Этого я уж никак не мог вынести. Я вскочил на ноги. В ту же секунду, ничего не видя, ослепшая от слез, поднялась и она, словно инстинкт подсказывал ей бежать. Мы столкнулись. Какое-то время она стояла, прильнув ко мне, рыдая так, что, казалось, у нее сейчас разорвется сердце, тогда как мое сердце замирало от безумного упоения и восторга.

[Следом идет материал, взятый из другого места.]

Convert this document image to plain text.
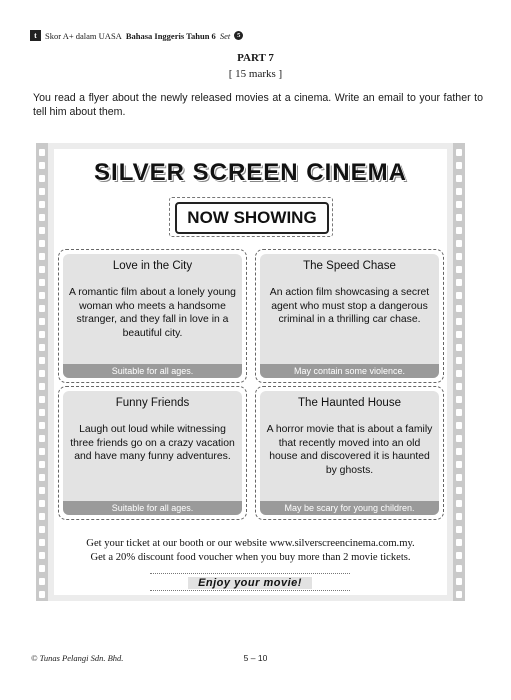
t Skor A+ dalam UASA Bahasa Inggeris Tahun 6 Set	5
PART 7
[ 15 marks ]
You read a flyer about the newly released movies at a cinema. Write an email to your father to tell him about them.
SILVER SCREEN CINEMA
NOW SHOWING
Love in the City
A romantic film about a lonely young woman who meets a handsome stranger, and they fall in love in a beautiful city.
Suitable for all ages.
The Speed Chase
An action film showcasing a secret agent who must stop a dangerous criminal in a thrilling car chase.
May contain some violence.
Funny Friends
Laugh out loud while witnessing three friends go on a crazy vacation and have many funny adventures.
Suitable for all ages.
The Haunted House
A horror movie that is about a family that recently moved into an old house and discovered it is haunted by ghosts.
May be scary for young children.
Get your ticket at our booth or our website www.silverscreencinema.com.my.
Get a 20% discount food voucher when you buy more than 2 movie tickets.
Enjoy your movie!
© Tunas Pelangi Sdn. Bhd.	5 – 10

Но, когда я крепче прижал ее к себе, она вдруг словно собралась с силами и порывисто и нетерпеливо оттолкнула меня.
— Нет… Роберт… нет.
Мука, отразившаяся на ее лице, в каждой линии ее гибкого, дрожащего тела, пригвоздила меня к месту.
— Джин!
— Нет, нет… никогда больше… никогда.
Она никак не могла успокоиться: ее душили рыдания, надрывавшие мне душу, мне хотелось броситься к ней, прижать ее к груди. Но взгляд ее блестящих глаз, такой страдальческий, но исполненный железной решимости, поднимавшейся откуда-то из самых глубин ее существа, постепенно лишил меня всякой надежды. Жгучие слова любви, которые я собирался сказать, замерли у меня на губах. И я бессильно опустил руки, которые было простер к ней. В висках у меня мучительно и тяжело пульсировала кровь.
Наконец она решительно смахнула слезы рукой и вытерла уголки губ. С застывшим лицом я подал ей пальто.
— Я провожу вас до ворот.
Мы молча, без единого слова дошли до привратницкой. Ручейки, журчавшие по обеим сторонам аллеи, напоминали о жизни, тогда как звук наших шагов умирал, заглушенный промокшей землей. Мы остановились у ворот. Я взял ее пальчики, мокрые от дождя и слез, но она поспешно высвободила их.
— Прощайте, Роберт.
Я посмотрел на нее в последний раз. По дороге мимо ворот промчалась машина.
— Прощайте.
Она покачнулась, но, вздрогнув, взяла себя в руки и поспешно пошла прочь, хмурясь, чтобы сдержать слезы, и не оглядываясь назад. Через минуту тяжелые ворота со звоном захлопнулись: она ушла.
Я повернулся и, угрюмый, глубоко несчастный, побрел по аллее. Спускались сумерки, и дождь наконец перестал. На западе, у самого горизонта, небо было синевато-багровое, точно заходящее солнце совершило кровавое убийство среди облаков. Внезапно над затихшей больницей прозвучал вечерний горн, и с высокого флагштока на холме медленно, медленно пополз вниз флаг — на самой вершине, рядом с ним, отчетливо выделялась застывшая в позе «салюта» одинокая фигура больного, специально выделенного для выполнения этой обязанности.
«Да здравствует „Истершоуз“, — с горечью подумал я.
Когда я вернулся к себе в комнату, огонь в камине уже почти потух. Я долго смотрел на потускневший серый пепел.